Фома и Ерёма. Сказ - стр. 3
– Не буду я ничего у тебя трогать и тебе не советую, пока кость не срослась. Нас на акушерском деле учили, что у младенцев на черепе есть роднички такие, малый родничок – как раз на затылке, где у тебя дырка. И вот пока до года пять основных костей черепа у ребенка не срослись – надо следить за родничками этими, чтоб патологии не было. Вот и представь, что у тебя снова малый родничок на голове образовался – как зарастёт, всё нормально у тебя будет, можешь снова птиц своих запускать.
– Катя, ну ты ж могла и там, на гражданке спокойно себе медиком работать, типа людям помогать. Только не здесь вот у нас в подвале полутёмном – а в светленьком таком кабинете, в белом халатике накрахмаленном, с кофеваркой и презентами об благодарных пациентов. Или вообще в стоматологию частную устроилась – и на чужих зубах нормально так зарабатывала бы. Купила бы себе красную машинку, на квартирку в Брянске у вас за год бы скопила – или вообще охмурила главного дантиста, а он тебе – и машинку, и квартирку и регулярный отдых в Дубаях, а иногда – и на Мальдивах.
– Ты, птичник, похоже идиотом стал из-за той пули – какой-то тебе важный центр головного мозга все-таки замяло. Или и до ранения своего дебилом был, раз так о женщинах думаешь. Тем более – о медиках.
Понял я, что опять лишнего сболтнул – есть за мной такая особенность, бывает скажу что-нибудь вроде как очевидное и безобидное – а человек обижается. Тем более, Катя в этот момент так туго мне бинт на башке стянула – что аж звёзды в глазах появились. Даже не сдержался, признаю – и сказал «больно, бл..ть». А Катя посмотрела на меня так глазами своими голубыми (вот точно такие, наверное, были у немок в черной эсесовской форме с черепами, которые наших радисток на допросах пытали) и сказала:
– Я ж говорю – ты не боец, а нытик.
Но хватку бинта своего ослабила.
– Катя, ну реально – зачем тебе война эта? Вот это вот всё – зачем? Тем более – добровольно?
– Я сюда приехала, когда мне 22 года было. Ровно столько же, сколько моей прабабушке Марусе, когда она на фронт в Великую Отечественную попала. Она не успела доучиться в мед.институте, когда война началась – поэтому поехала медсестрой, как и я. Но по факту работала военным хирургом – рук тогда не хватало, сам понимаешь. Полевой госпиталь – пожестче нашей медроты – ей там куда сложнее, чем мне приходилось, ампутации эти, смерти. А еще хуже – когда смерти после ампутации.
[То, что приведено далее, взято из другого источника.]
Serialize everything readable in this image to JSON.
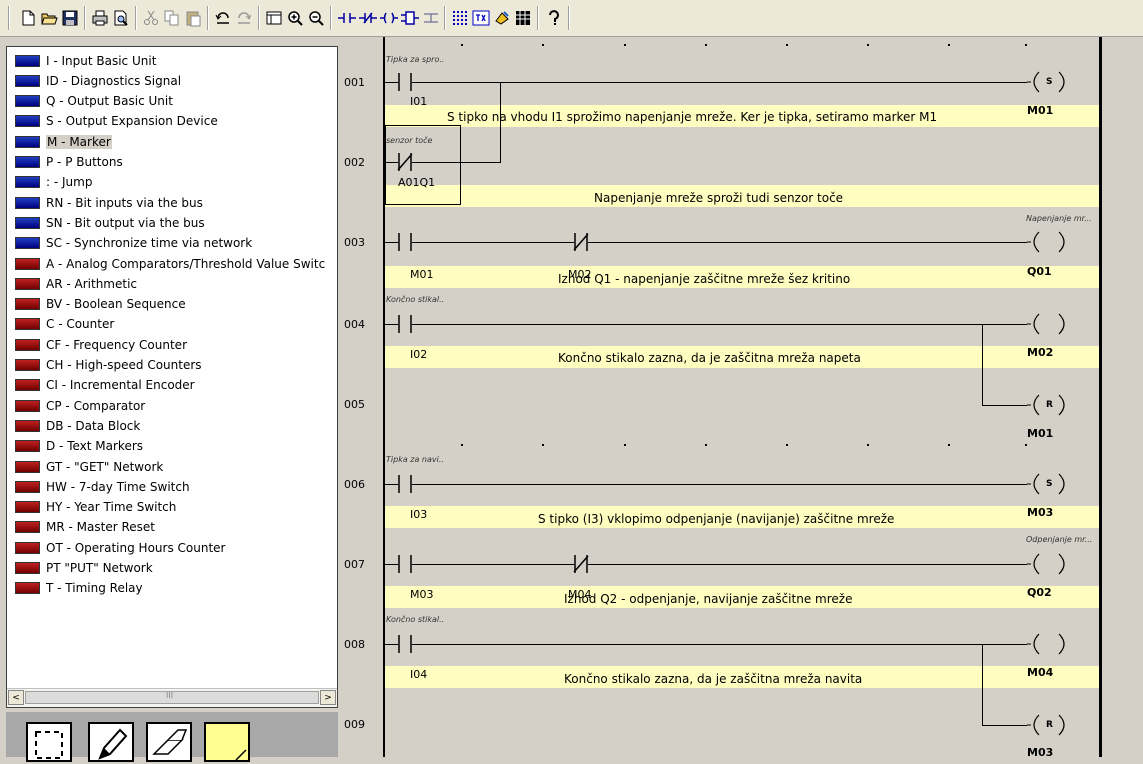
{
  "toolbar": {
    "icons": [
      "new-icon",
      "open-icon",
      "save-icon",
      "print-icon",
      "print-preview-icon",
      "cut-icon",
      "copy-icon",
      "paste-icon",
      "undo-icon",
      "redo-icon",
      "view-icon",
      "zoom-in-icon",
      "zoom-out-icon",
      "contact-icon",
      "nc-contact-icon",
      "coil-icon",
      "function-block-icon",
      "connection-icon",
      "grid-icon",
      "text-icon",
      "paint-icon",
      "table-icon",
      "help-icon"
    ]
  },
  "tree": {
    "items": [
      {
        "label": "I - Input Basic Unit",
        "color": "blue"
      },
      {
        "label": "ID - Diagnostics Signal",
        "color": "blue"
      },
      {
        "label": "Q - Output Basic Unit",
        "color": "blue"
      },
      {
        "label": "S - Output Expansion Device",
        "color": "blue"
      },
      {
        "label": "M - Marker",
        "color": "blue",
        "selected": true
      },
      {
        "label": "P - P Buttons",
        "color": "blue"
      },
      {
        "label": ": - Jump",
        "color": "blue"
      },
      {
        "label": "RN - Bit inputs via the bus",
        "color": "blue"
      },
      {
        "label": "SN - Bit output via the bus",
        "color": "blue"
      },
      {
        "label": "SC - Synchronize time via network",
        "color": "blue"
      },
      {
        "label": "A - Analog Comparators/Threshold Value Switc",
        "color": "red"
      },
      {
        "label": "AR - Arithmetic",
        "color": "red"
      },
      {
        "label": "BV - Boolean Sequence",
        "color": "red"
      },
      {
        "label": "C - Counter",
        "color": "red"
      },
      {
        "label": "CF - Frequency Counter",
        "color": "red"
      },
      {
        "label": "CH - High-speed Counters",
        "color": "red"
      },
      {
        "label": "CI - Incremental Encoder",
        "color": "red"
      },
      {
        "label": "CP - Comparator",
        "color": "red"
      },
      {
        "label": "DB - Data Block",
        "color": "red"
      },
      {
        "label": "D - Text Markers",
        "color": "red"
      },
      {
        "label": "GT - \"GET\" Network",
        "color": "red"
      },
      {
        "label": "HW - 7-day Time Switch",
        "color": "red"
      },
      {
        "label": "HY - Year Time Switch",
        "color": "red"
      },
      {
        "label": "MR - Master Reset",
        "color": "red"
      },
      {
        "label": "OT - Operating Hours Counter",
        "color": "red"
      },
      {
        "label": "PT \"PUT\" Network",
        "color": "red"
      },
      {
        "label": "T - Timing Relay",
        "color": "red"
      }
    ],
    "scroll_left": "<",
    "scroll_right": ">",
    "scroll_grip": "III"
  },
  "tools": [
    "select-tool-icon",
    "pencil-tool-icon",
    "eraser-tool-icon",
    "note-tool-icon"
  ],
  "ladder": {
    "rows": [
      "001",
      "002",
      "003",
      "004",
      "005",
      "006",
      "007",
      "008",
      "009"
    ],
    "tiny_labels": {
      "r1": "Tipka za spro..",
      "r2": "senzor toče",
      "r3": "Napenjanje mr...",
      "r4": "Končno stikal..",
      "r6": "Tipka za navi..",
      "r7": "Odpenjanje mr...",
      "r8": "Končno stikal.."
    },
    "operands": {
      "i01": "I01",
      "a01q1": "A01Q1",
      "m01": "M01",
      "m02": "M02",
      "i02": "I02",
      "i03": "I03",
      "m03": "M03",
      "m04": "M04",
      "i04": "I04"
    },
    "targets": {
      "r1": "M01",
      "r3": "Q01",
      "r4": "M02",
      "r5": "M01",
      "r6": "M03",
      "r7": "Q02",
      "r8": "M04",
      "r9": "M03"
    },
    "coils": {
      "r1": "S",
      "r3": "",
      "r4": "",
      "r5": "R",
      "r6": "S",
      "r7": "",
      "r8": "",
      "r9": "R"
    },
    "comments": {
      "r1": "S tipko na vhodu I1 sprožimo napenjanje mreže. Ker je tipka, setiramo marker M1",
      "r2": "Napenjanje mreže sproži tudi senzor toče",
      "r3": "Izhod Q1 - napenjanje zaščitne mreže šez kritino",
      "r4": "Končno stikalo zazna, da je zaščitna mreža napeta",
      "r6": "S tipko (I3) vklopimo odpenjanje (navijanje) zaščitne mreže",
      "r7": "Izhod Q2 - odpenjanje, navijanje zaščitne mreže",
      "r8": "Končno stikalo zazna, da je zaščitna mreža navita"
    }
  }
}
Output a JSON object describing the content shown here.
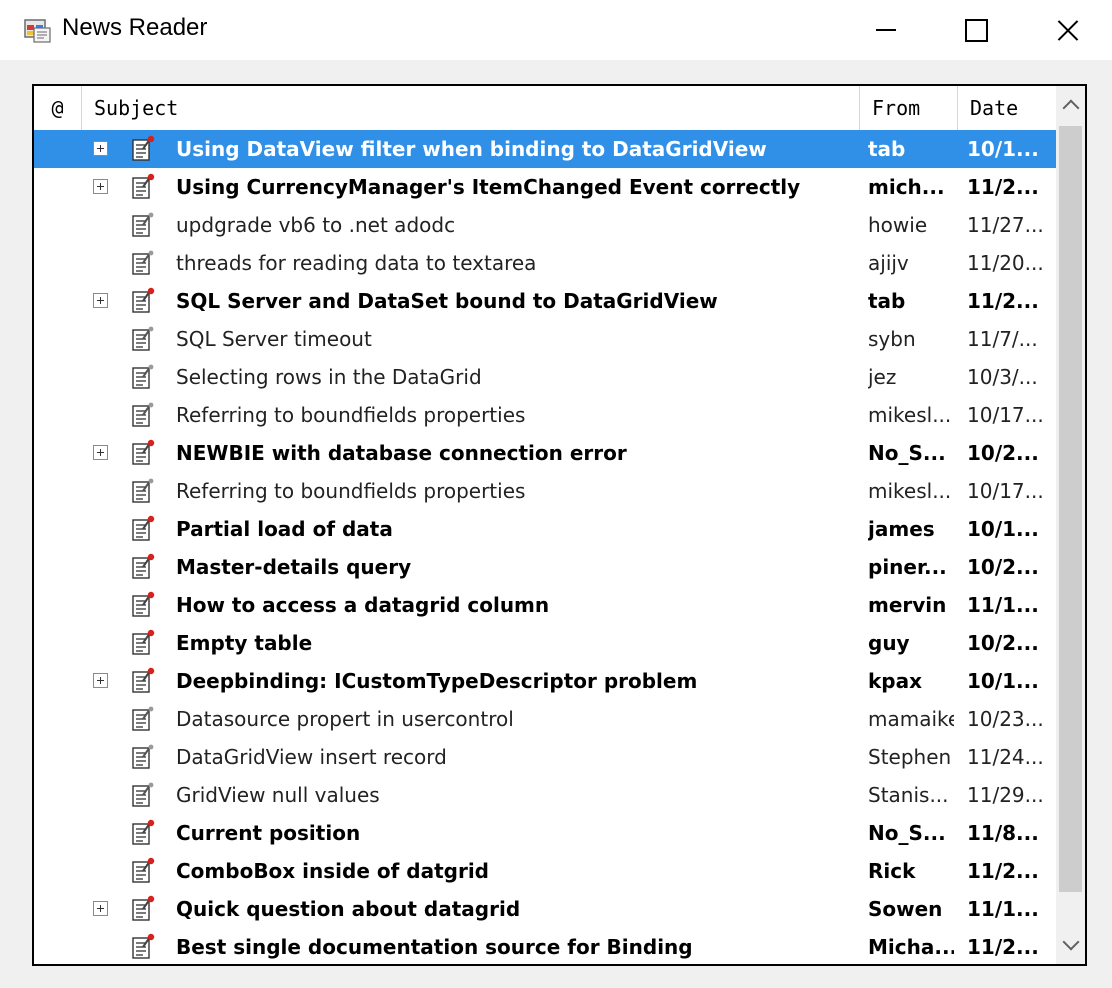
{
  "window": {
    "title": "News Reader",
    "app_icon": "newsreader-app-icon",
    "controls": {
      "minimize": "minimize-icon",
      "maximize": "maximize-icon",
      "close": "close-icon"
    }
  },
  "grid": {
    "columns": {
      "attach": "@",
      "subject": "Subject",
      "from": "From",
      "date": "Date"
    },
    "selected_color": "#3090e8",
    "rows": [
      {
        "subject": "Using DataView filter when binding to DataGridView",
        "from": "tab",
        "date": "10/1...",
        "bold": true,
        "expandable": true,
        "unread": true,
        "selected": true
      },
      {
        "subject": "Using CurrencyManager's ItemChanged Event correctly",
        "from": "mich...",
        "date": "11/2...",
        "bold": true,
        "expandable": true,
        "unread": true
      },
      {
        "subject": "updgrade vb6 to .net adodc",
        "from": "howie",
        "date": "11/27...",
        "bold": false,
        "expandable": false,
        "unread": false
      },
      {
        "subject": "threads for reading data to textarea",
        "from": "ajijv",
        "date": "11/20...",
        "bold": false,
        "expandable": false,
        "unread": false
      },
      {
        "subject": "SQL Server and DataSet bound to DataGridView",
        "from": "tab",
        "date": "11/2...",
        "bold": true,
        "expandable": true,
        "unread": true
      },
      {
        "subject": "SQL Server timeout",
        "from": "sybn",
        "date": "11/7/...",
        "bold": false,
        "expandable": false,
        "unread": false
      },
      {
        "subject": "Selecting rows in the DataGrid",
        "from": "jez",
        "date": "10/3/...",
        "bold": false,
        "expandable": false,
        "unread": false
      },
      {
        "subject": "Referring to boundfields properties",
        "from": "mikesl...",
        "date": "10/17...",
        "bold": false,
        "expandable": false,
        "unread": false
      },
      {
        "subject": "NEWBIE with database connection error",
        "from": "No_S...",
        "date": "10/2...",
        "bold": true,
        "expandable": true,
        "unread": true
      },
      {
        "subject": "Referring to boundfields properties",
        "from": "mikesl...",
        "date": "10/17...",
        "bold": false,
        "expandable": false,
        "unread": false
      },
      {
        "subject": "Partial load of data",
        "from": "james",
        "date": "10/1...",
        "bold": true,
        "expandable": false,
        "unread": true
      },
      {
        "subject": "Master-details query",
        "from": "piner...",
        "date": "10/2...",
        "bold": true,
        "expandable": false,
        "unread": true
      },
      {
        "subject": "How to access a datagrid column",
        "from": "mervin",
        "date": "11/1...",
        "bold": true,
        "expandable": false,
        "unread": true
      },
      {
        "subject": "Empty table",
        "from": "guy",
        "date": "10/2...",
        "bold": true,
        "expandable": false,
        "unread": true
      },
      {
        "subject": "Deepbinding: ICustomTypeDescriptor problem",
        "from": "kpax",
        "date": "10/1...",
        "bold": true,
        "expandable": true,
        "unread": true
      },
      {
        "subject": "Datasource propert in usercontrol",
        "from": "mamaike",
        "date": "10/23...",
        "bold": false,
        "expandable": false,
        "unread": false
      },
      {
        "subject": "DataGridView insert record",
        "from": "Stephen",
        "date": "11/24...",
        "bold": false,
        "expandable": false,
        "unread": false
      },
      {
        "subject": "GridView null values",
        "from": "Stanis...",
        "date": "11/29...",
        "bold": false,
        "expandable": false,
        "unread": false
      },
      {
        "subject": "Current position",
        "from": "No_S...",
        "date": "11/8...",
        "bold": true,
        "expandable": false,
        "unread": true
      },
      {
        "subject": "ComboBox inside of datgrid",
        "from": "Rick",
        "date": "11/2...",
        "bold": true,
        "expandable": false,
        "unread": true
      },
      {
        "subject": "Quick question about datagrid",
        "from": "Sowen",
        "date": "11/1...",
        "bold": true,
        "expandable": true,
        "unread": true
      },
      {
        "subject": "Best single documentation source for Binding",
        "from": "Micha...",
        "date": "11/2...",
        "bold": true,
        "expandable": false,
        "unread": true
      }
    ]
  }
}
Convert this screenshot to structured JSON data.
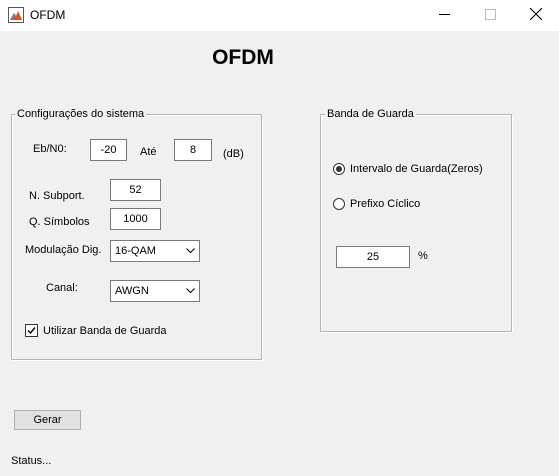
{
  "window": {
    "title": "OFDM",
    "icon": "matlab-figure-icon",
    "controls": [
      "minimize-icon",
      "maximize-icon",
      "close-icon"
    ]
  },
  "heading": "OFDM",
  "system_panel": {
    "title": "Configurações do sistema",
    "ebn0_label": "Eb/N0:",
    "ebn0_from": "-20",
    "until_label": "Até",
    "ebn0_to": "8",
    "unit_label": "(dB)",
    "subcarriers_label": "N. Subport.",
    "subcarriers_value": "52",
    "symbols_label": "Q. Símbolos",
    "symbols_value": "1000",
    "modulation_label": "Modulação Dig.",
    "modulation_value": "16-QAM",
    "channel_label": "Canal:",
    "channel_value": "AWGN",
    "guard_checkbox_label": "Utilizar Banda de Guarda",
    "guard_checkbox_checked": true
  },
  "guard_panel": {
    "title": "Banda de Guarda",
    "option_interval": "Intervalo de Guarda(Zeros)",
    "option_prefix": "Prefixo Cíclico",
    "selected_option": "Intervalo de Guarda(Zeros)",
    "percent_value": "25",
    "percent_label": "%"
  },
  "generate_button": "Gerar",
  "status": "Status..."
}
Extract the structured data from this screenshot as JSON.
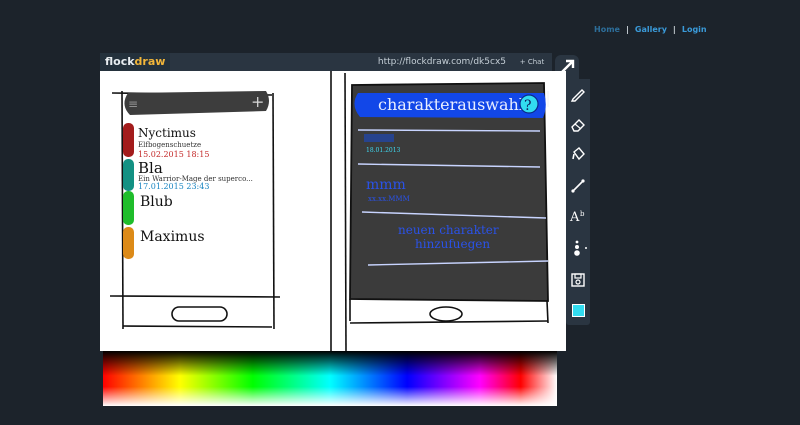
{
  "nav": {
    "home": "Home",
    "gallery": "Gallery",
    "login": "Login",
    "separator": "|"
  },
  "app": {
    "logo_a": "flock",
    "logo_b": "draw",
    "url": "http://flockdraw.com/dk5cx5",
    "chat": "+ Chat"
  },
  "left_phone": {
    "items": [
      {
        "name": "Nyctimus",
        "subtitle": "Elfbogenschuetze",
        "date": "15.02.2015   18:15",
        "color": "#a31c1c"
      },
      {
        "name": "Bla",
        "subtitle": "Ein Warrior-Mage der superco...",
        "date": "17.01.2015   23:43",
        "color": "#139183"
      },
      {
        "name": "Blub",
        "color": "#1fbd2b"
      },
      {
        "name": "Maximus",
        "color": "#dc8a18"
      }
    ]
  },
  "right_phone": {
    "header": "charakterauswahl",
    "help": "?",
    "entry1_date": "18.01.2013",
    "entry2_title": "mmm",
    "entry2_sub": "xx.xx.MMM",
    "new_char": [
      "neuen charakter",
      "hinzufuegen"
    ]
  },
  "tools": [
    "pencil-icon",
    "eraser-icon",
    "fill-bucket-icon",
    "line-icon",
    "text-icon",
    "brush-size-icon",
    "save-icon",
    "color-swatch"
  ],
  "colors": {
    "current_color": "#32dcf0",
    "accent": "#3a9ad9"
  }
}
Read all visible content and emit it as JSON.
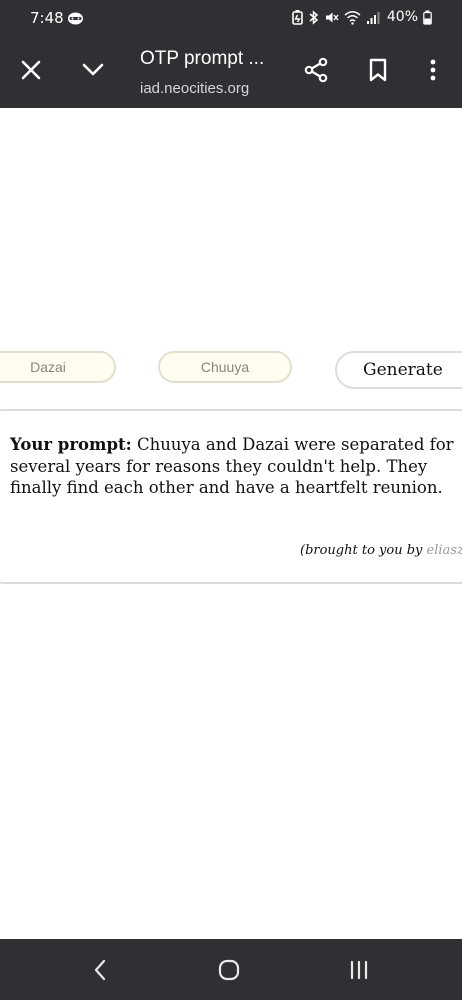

Намучается паренёк, пока ему почти без наркоза руку или ногу отпилят, придёт в себя, увидит и поймет, что у него рукав или штанина пустая – орать начнёт на всех матом, за сапог испорченный еще проклянёт… Помучается в бреду сутки – и помрёт все равно от потери крови или еще от чего… Я прабабушку не застала, это мне уже бабушка – дочка её рассказывала, она у меня заведующей фельдшерско-акушерским пунктом работала.
– Так у вас в семье получается династия целая медиков по женской линии?
– Ага. Я, наверное, хотела как прабабушка на войну попасть. Она ведь там на фронте сотни жизней спасла. А еще счастье своё нашла – встретила прадедушку моего, он был начальником связи 80-го танкового полка. Контузило его под Курском – попал в госпиталь, там влюбились они друг в друга, поженились после войны и всю жизнь вместе прожили. Мне рассказывали, прадедушка суровый такой был со всеми, а вот Марусю свою любил, чуть ли не на руках носил. И она его – тоже любила, хотя после войны стала главным врачом больницы, серьёзная была женщина.